Once the text is chunked:
- Remember that your chunking is probably wrong somewhere, but also is probably broadly right.
- In each chunk, if there’s a nominative and a verb then try and translate those first. Then think about what the verb “expects”; if the verb is looking for an accusative, find an accusative, while if it’s looking for a dative, find a dative. For example, “docet” = “he teaches” is looking for an accusative, while “trahet” = “he drags” is looking both for an accusative (“he drags something”) and possibly a dative (“he drags something somewhere”).
- If it looks like a jumble of words, identify the case of everything (in poetry, it can help if you scan the text) - this should tell you what goes with what. Don’t be too fussy about getting the right case, though - I’d be happy with “dative or ablative”, most of the time, because that’s usually clear from context - as long as you have the right case among your options!
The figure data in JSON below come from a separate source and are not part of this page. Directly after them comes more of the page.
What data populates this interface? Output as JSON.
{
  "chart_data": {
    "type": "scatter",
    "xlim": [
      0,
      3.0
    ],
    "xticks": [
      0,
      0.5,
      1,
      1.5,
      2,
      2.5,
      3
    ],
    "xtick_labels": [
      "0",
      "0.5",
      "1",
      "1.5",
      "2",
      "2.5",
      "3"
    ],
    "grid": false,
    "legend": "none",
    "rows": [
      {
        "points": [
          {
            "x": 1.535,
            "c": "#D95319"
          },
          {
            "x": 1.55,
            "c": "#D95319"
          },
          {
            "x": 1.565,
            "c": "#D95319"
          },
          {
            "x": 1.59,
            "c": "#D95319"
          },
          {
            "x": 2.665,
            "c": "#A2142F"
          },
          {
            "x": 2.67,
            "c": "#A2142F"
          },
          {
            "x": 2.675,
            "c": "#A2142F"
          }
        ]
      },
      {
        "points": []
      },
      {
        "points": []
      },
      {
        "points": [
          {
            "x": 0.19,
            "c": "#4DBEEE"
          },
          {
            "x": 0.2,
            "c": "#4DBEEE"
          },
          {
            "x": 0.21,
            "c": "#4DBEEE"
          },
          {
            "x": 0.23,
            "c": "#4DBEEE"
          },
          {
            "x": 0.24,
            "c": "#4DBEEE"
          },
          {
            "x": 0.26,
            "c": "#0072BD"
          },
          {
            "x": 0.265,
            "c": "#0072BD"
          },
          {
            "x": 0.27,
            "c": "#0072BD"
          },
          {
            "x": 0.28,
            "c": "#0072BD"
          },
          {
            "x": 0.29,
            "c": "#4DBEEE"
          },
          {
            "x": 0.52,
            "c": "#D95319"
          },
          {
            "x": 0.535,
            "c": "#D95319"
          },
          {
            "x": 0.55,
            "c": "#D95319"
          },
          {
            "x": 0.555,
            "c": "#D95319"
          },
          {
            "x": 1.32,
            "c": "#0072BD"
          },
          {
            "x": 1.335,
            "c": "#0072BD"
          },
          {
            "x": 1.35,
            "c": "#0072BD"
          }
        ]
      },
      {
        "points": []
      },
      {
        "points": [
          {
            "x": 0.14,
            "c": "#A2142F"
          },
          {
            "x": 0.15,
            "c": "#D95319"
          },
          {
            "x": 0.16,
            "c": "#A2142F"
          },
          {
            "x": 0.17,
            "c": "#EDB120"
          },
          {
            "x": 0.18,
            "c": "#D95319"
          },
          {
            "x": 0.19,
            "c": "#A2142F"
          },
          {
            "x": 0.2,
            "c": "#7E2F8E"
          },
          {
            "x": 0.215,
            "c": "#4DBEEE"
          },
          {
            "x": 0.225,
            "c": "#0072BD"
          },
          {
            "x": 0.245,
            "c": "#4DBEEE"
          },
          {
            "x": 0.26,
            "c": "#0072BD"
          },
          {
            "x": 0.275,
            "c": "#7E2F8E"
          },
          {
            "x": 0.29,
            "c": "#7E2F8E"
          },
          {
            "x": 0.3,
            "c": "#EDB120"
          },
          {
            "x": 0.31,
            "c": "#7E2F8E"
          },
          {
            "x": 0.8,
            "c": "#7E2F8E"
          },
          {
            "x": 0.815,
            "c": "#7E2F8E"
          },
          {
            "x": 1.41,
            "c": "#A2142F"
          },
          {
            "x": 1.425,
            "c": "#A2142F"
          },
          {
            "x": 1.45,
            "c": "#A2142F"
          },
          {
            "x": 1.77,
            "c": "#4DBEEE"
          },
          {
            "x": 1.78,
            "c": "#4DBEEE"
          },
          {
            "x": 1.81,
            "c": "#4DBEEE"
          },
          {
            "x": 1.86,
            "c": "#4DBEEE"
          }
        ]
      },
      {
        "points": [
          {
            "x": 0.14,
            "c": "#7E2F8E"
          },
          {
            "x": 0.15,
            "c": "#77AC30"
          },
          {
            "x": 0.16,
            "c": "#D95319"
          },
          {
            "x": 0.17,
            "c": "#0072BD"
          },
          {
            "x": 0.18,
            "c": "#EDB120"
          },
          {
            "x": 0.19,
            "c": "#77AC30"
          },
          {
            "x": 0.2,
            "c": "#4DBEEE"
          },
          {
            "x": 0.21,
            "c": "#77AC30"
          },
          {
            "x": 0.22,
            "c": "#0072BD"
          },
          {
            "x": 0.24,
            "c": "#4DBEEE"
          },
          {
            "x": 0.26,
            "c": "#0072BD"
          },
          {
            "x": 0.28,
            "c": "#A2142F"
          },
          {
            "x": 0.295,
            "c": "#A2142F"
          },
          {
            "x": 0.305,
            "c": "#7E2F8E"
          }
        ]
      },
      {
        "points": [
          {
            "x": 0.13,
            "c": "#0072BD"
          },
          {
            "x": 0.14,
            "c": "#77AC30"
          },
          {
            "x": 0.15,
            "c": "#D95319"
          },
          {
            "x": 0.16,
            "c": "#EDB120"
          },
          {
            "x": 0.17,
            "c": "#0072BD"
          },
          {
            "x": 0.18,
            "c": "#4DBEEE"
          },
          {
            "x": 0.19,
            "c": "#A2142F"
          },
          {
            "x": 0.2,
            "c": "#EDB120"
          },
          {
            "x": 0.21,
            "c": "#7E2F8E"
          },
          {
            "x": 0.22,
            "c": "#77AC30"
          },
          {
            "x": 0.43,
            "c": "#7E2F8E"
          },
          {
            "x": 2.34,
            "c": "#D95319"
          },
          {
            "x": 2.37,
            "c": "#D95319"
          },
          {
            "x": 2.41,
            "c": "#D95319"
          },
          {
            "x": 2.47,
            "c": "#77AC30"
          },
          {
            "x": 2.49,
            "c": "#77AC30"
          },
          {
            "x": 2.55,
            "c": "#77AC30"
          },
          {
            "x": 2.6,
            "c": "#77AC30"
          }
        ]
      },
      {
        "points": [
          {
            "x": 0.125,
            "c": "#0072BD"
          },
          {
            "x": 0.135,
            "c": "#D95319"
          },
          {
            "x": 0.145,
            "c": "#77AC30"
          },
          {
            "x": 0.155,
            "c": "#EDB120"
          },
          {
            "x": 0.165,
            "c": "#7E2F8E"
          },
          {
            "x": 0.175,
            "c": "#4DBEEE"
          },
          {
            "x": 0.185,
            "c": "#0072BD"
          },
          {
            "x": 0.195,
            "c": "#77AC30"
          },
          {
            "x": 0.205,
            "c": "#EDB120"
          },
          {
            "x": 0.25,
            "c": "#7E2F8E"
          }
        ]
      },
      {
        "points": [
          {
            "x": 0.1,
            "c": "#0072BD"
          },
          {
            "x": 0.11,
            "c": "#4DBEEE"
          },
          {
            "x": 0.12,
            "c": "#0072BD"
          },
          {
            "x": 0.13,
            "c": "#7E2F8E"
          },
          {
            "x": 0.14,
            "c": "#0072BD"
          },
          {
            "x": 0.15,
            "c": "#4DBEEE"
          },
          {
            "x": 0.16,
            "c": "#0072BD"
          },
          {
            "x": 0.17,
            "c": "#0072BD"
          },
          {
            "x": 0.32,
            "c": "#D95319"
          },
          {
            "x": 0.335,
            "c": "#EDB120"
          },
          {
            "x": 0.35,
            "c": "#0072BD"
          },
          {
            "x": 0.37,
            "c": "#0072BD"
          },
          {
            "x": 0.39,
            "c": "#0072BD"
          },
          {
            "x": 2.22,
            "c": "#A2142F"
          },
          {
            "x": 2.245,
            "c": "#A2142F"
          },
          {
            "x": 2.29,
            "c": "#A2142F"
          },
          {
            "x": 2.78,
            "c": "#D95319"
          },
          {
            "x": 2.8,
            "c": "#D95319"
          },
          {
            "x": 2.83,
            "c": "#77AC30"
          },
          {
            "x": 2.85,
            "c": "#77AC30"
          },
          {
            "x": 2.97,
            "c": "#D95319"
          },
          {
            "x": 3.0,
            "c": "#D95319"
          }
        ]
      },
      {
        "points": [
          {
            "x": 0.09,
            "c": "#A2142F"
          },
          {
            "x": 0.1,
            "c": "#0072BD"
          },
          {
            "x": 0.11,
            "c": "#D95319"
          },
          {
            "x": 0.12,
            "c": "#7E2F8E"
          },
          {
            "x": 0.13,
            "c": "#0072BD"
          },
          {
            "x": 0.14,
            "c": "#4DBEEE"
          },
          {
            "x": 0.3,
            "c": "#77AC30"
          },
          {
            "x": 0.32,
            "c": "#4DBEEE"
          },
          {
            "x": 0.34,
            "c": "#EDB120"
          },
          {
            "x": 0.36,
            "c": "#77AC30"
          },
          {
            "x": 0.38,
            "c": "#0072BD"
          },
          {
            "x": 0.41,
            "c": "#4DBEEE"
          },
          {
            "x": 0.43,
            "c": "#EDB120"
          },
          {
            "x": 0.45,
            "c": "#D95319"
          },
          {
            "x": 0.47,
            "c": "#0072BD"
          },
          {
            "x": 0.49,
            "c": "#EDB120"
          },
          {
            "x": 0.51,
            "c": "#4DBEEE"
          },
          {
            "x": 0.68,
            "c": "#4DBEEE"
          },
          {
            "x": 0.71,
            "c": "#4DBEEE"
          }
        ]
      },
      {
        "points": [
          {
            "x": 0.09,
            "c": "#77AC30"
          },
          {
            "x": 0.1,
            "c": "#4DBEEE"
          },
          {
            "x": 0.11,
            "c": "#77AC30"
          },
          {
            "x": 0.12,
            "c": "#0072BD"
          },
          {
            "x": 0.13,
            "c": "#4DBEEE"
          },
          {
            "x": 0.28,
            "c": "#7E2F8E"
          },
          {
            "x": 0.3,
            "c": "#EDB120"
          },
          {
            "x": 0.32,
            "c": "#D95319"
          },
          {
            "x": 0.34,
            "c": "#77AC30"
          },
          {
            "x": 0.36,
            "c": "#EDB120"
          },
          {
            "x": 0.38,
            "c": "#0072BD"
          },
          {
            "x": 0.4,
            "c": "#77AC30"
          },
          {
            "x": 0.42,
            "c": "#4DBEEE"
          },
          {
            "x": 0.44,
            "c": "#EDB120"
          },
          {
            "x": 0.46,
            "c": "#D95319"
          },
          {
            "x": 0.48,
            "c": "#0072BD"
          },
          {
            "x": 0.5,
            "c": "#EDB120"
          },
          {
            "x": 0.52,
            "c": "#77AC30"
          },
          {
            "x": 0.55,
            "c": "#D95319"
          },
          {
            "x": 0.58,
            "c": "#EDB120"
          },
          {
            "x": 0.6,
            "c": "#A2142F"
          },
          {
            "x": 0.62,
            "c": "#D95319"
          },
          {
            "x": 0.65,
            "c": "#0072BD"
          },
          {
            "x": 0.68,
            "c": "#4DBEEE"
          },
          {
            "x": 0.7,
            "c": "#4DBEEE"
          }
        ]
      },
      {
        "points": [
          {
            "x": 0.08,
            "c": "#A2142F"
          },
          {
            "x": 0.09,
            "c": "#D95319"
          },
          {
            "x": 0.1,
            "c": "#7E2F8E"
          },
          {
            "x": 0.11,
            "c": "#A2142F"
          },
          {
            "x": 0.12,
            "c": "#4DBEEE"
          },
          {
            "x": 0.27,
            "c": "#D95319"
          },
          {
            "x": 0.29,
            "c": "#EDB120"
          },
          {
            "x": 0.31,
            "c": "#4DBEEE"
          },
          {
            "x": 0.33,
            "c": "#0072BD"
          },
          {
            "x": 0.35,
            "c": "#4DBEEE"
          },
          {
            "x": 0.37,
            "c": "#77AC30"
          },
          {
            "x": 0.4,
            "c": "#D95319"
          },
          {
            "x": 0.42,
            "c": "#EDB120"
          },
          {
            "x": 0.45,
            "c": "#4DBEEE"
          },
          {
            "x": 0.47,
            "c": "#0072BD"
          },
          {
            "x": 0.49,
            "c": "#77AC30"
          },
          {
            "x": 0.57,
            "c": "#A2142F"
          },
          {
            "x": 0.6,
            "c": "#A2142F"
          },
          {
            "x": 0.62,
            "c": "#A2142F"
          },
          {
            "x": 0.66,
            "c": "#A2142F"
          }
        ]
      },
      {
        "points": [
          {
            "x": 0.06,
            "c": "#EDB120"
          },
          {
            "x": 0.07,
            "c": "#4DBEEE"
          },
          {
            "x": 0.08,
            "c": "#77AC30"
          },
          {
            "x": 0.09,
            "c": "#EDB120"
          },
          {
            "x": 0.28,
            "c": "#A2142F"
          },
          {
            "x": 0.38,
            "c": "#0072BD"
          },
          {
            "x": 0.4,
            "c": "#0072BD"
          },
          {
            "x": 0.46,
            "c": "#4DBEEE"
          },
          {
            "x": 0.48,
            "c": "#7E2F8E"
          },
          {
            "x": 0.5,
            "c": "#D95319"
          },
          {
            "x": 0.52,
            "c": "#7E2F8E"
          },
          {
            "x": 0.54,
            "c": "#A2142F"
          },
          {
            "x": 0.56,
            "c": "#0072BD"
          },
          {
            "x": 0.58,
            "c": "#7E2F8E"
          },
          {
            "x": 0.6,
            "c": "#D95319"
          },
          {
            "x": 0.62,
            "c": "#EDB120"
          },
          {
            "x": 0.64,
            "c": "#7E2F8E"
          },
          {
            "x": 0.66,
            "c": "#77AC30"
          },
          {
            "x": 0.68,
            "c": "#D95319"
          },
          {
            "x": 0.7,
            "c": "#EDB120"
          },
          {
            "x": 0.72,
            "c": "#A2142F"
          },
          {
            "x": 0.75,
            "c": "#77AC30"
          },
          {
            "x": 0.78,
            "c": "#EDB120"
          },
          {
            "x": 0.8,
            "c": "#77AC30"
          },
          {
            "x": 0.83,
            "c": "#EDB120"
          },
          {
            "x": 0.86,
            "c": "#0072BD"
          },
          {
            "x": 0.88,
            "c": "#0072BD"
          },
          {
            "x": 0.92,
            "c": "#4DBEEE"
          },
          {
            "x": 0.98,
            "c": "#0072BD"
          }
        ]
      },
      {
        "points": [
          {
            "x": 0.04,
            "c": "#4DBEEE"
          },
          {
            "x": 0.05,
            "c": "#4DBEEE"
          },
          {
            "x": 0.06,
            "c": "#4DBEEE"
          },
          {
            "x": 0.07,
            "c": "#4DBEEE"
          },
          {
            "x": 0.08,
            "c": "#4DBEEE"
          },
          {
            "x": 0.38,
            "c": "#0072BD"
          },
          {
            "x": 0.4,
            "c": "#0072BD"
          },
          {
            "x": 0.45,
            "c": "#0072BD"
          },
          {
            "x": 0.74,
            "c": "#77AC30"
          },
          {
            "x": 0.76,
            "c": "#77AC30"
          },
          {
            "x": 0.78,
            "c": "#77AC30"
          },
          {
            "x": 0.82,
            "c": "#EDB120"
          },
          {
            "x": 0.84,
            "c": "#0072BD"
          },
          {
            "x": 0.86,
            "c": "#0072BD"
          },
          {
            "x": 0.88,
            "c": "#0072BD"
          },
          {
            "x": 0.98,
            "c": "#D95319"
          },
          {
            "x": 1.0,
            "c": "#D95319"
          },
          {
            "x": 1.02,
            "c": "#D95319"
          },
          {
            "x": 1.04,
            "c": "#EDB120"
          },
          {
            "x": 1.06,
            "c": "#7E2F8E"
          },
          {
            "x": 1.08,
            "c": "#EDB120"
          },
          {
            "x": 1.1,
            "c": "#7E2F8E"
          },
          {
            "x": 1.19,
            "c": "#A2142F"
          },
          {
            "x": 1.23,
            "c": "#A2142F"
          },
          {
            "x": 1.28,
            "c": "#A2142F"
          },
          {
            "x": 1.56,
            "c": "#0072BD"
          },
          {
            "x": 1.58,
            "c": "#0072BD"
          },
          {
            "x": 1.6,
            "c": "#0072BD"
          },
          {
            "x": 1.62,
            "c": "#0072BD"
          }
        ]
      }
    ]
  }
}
Try and work out what the principal parts of a verb are. The English word from a given Latin one almost always comes from the past passive participle (the fourth principal part), by adding “tion” instead of “us”: “passus” -> “passion” [a bit misleading if you don’t know about the Passion of the Christ, because it means “suffering”], “traho” -> “tractus” -> “traction”; it actually means “drag”. How to guess the principal parts is the kind of thing you learn with time, but as a general rule, “t” -> “s” (as in “patior passus”) and almost everything else goes to “ct”: “pingere pictus” from which “depiction” so “painting”, “facere factus” from which “manufaction” which isn’t really English but tells you it means “making”, etc.
- If you see lots and lots of things in the same case, ask yourself whether they all go together, or whether there’s some reason that more things than usual should be in that case. Usually it’ll be the former, with the major exception being “que” = “and”. (eg. Caesarem Brutumque - Caesar isn’t described by the word “Brutus”, but they’re both affected by the same verb.)
- Don’t be afraid to amend your earlier translation, if something becomes clarified by later text. Keep looking at the English you get, to make sure you’re on track; while you’re working, it’s better to leave something blank than to get it wrong, so don’t guess too early. Once you’ve gone over the whole thing, or you’ve got to a point where everything afterwards is impossible without help from earlier, then you can guess. (And, of course, leave nothing blank when you hand it in!) If you do amend the translation, score out the old one with a thin line - don’t scribble it out - because then the examiners might take pity on you if it turned out to be right the first time after all. If you make a significant amendment (you find out that Brutus is actually doing what you thought Caesar was doing, for example) then you should reread the whole translation; check that the new interpretation isn’t just impossible from what Latin has come earlier, and check whether earlier parts make more sense under the new interpretation.